Here are some of the sounds I hear from my apartment:
Women pounding their clothes, washing them in the watering hole in front of my apartment. They use a flat wooden paddle, that looks like a weapon. The pounding isn’t a continuous rhythm. Just 5-8 beats, a pause to dip the clothes in the water, turn them or examine them, then a few more beats. Sometimes I hear a couple women pounding in alternating beats, like the “I’ve been working on the railroad” style. Then, it’s the voices of the women. Elderly Korean women are known as being strong, and pretty pushy. So their voices often sound like they’re giving each other a piece of their mind, but I can’t really tell.

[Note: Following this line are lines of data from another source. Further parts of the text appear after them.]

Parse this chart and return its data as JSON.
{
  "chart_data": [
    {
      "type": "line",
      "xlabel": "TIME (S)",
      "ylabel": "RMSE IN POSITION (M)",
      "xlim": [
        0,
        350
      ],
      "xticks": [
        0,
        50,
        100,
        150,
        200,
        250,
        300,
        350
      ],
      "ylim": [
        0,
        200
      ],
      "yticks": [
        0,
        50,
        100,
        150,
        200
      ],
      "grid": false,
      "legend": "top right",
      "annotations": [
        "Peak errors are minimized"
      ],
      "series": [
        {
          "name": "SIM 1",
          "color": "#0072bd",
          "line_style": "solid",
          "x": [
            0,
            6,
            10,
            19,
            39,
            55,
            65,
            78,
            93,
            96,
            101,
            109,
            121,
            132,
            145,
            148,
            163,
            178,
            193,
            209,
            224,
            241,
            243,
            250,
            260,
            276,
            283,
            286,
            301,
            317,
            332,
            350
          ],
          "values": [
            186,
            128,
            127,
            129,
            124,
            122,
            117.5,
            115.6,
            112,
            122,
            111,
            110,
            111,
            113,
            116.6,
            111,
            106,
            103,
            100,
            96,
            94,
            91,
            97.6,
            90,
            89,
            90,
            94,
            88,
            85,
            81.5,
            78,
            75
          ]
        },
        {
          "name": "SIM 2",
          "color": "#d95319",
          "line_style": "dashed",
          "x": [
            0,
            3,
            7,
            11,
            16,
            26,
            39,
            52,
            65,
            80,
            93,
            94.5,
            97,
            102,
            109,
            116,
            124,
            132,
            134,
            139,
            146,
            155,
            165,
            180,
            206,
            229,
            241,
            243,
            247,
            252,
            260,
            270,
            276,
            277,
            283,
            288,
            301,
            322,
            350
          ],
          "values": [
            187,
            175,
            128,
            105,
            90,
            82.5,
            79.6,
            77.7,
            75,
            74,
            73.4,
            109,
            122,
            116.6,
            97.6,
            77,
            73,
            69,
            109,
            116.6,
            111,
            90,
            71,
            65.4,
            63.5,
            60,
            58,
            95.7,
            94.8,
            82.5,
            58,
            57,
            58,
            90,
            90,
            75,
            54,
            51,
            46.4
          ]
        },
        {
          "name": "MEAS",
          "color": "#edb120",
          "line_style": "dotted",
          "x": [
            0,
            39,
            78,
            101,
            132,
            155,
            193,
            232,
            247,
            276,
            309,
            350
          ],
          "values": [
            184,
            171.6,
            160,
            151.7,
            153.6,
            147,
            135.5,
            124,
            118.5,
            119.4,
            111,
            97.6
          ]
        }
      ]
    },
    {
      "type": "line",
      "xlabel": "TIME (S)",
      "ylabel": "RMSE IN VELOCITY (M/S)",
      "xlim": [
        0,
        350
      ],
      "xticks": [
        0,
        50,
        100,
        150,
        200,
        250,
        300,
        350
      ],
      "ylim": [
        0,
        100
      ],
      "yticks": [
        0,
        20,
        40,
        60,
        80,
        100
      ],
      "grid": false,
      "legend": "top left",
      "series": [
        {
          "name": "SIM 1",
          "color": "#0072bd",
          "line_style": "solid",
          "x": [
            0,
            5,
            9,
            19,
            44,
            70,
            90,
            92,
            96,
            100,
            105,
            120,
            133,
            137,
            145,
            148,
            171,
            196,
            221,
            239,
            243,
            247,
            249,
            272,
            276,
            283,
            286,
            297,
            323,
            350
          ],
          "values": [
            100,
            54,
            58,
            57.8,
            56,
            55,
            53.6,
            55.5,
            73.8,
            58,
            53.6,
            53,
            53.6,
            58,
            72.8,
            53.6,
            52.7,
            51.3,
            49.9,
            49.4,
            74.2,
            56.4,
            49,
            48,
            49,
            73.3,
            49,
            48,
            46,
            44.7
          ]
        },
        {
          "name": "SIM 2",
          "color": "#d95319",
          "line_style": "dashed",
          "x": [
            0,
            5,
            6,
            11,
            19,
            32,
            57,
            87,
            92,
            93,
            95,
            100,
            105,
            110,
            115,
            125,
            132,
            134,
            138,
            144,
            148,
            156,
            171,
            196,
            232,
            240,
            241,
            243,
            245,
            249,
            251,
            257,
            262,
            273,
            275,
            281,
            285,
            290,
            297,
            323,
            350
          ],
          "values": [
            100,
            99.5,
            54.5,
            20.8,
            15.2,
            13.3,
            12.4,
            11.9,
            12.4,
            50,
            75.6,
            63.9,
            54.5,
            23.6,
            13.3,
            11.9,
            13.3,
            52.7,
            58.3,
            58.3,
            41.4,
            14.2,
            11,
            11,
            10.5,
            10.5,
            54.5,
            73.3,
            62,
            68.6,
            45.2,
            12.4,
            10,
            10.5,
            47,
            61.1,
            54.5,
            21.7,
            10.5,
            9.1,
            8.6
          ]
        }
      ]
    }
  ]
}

The washing pounding sounds a lot like the pounding that Buddhist monks do, as part of their rituals. Out walking, you can tell you’re near a temple, when you hear a sharper sound than the washing pounding. The monk taps on a hollowed gourd, with a rhythm unidentifiable to me, but not Western 4/4 time. On a Sunday morning, a few neighbor ladies were chanting, beating the gourd, and holding what seemed to be an impromptu Buddhist ceremony in the shade of the garden shed, looking out to the garden adjacent to my apartment building.
There’s another sound that I hear often. When I first hear it, it always remind me of the “Call to Prayer” that I first heard regularly in Niger. It was so hot, we slept outside on the patio, and at 5am, the neighborhood mosque’s Iman would come over the loud speakers posted throughout the neighborhood.
So, when I hear the trucks rolling through my neighborhood with their loudspeaker announcements going, it sounds like the same rhythm. But, I realized, with an entirely different purpose. The announcements are usually recorded (poorly), so you will see a man driving a truck, and hear the recording of his voice maybe?, again and again. He is selling produce or fish. The call sounds like umdumdadumbadadidum, kamsamnida. (Selling something, thanks!)
I’ve heard some trucks are selling dogs for meat, but haven’t seen this myself. I have heard the barking from a few dog farms, when out walking in the hills. People enjoy dog soup here. I’m a speciesist. I can’t even enjoy lamb because of the cuteness factor of the live animal, I guess. I have no desire to try dog soup.
Changing the subject, the other sounds are often the wind and rain. Island weather, I guess. Though, I’m next to the water, it’s rare to hear the waves crashing. Samyang Beach is on the side of the island facing mainland Korea so there aren’t big waves here.
I do hear a big ship blowing it’s horn once in awhile, and I wonder, is that a real means of communication these days? What does it mean? “Hey, I’m a really big ship and I’ll be there in an hour.” I hope there’s a more sophisticated communication scheme behind that horn blast.
Crickets and locusts are also pretty constant, at least at this time of year. And it’s pretty common to get a cricket in my apartment. My own personal Jimminy Cricket.
The most striking sound is what’s not heard. There is no background traffic noise here. I’ll hear a car or truck drive by, or several, but there’s no traffic hum. That part is really lovely!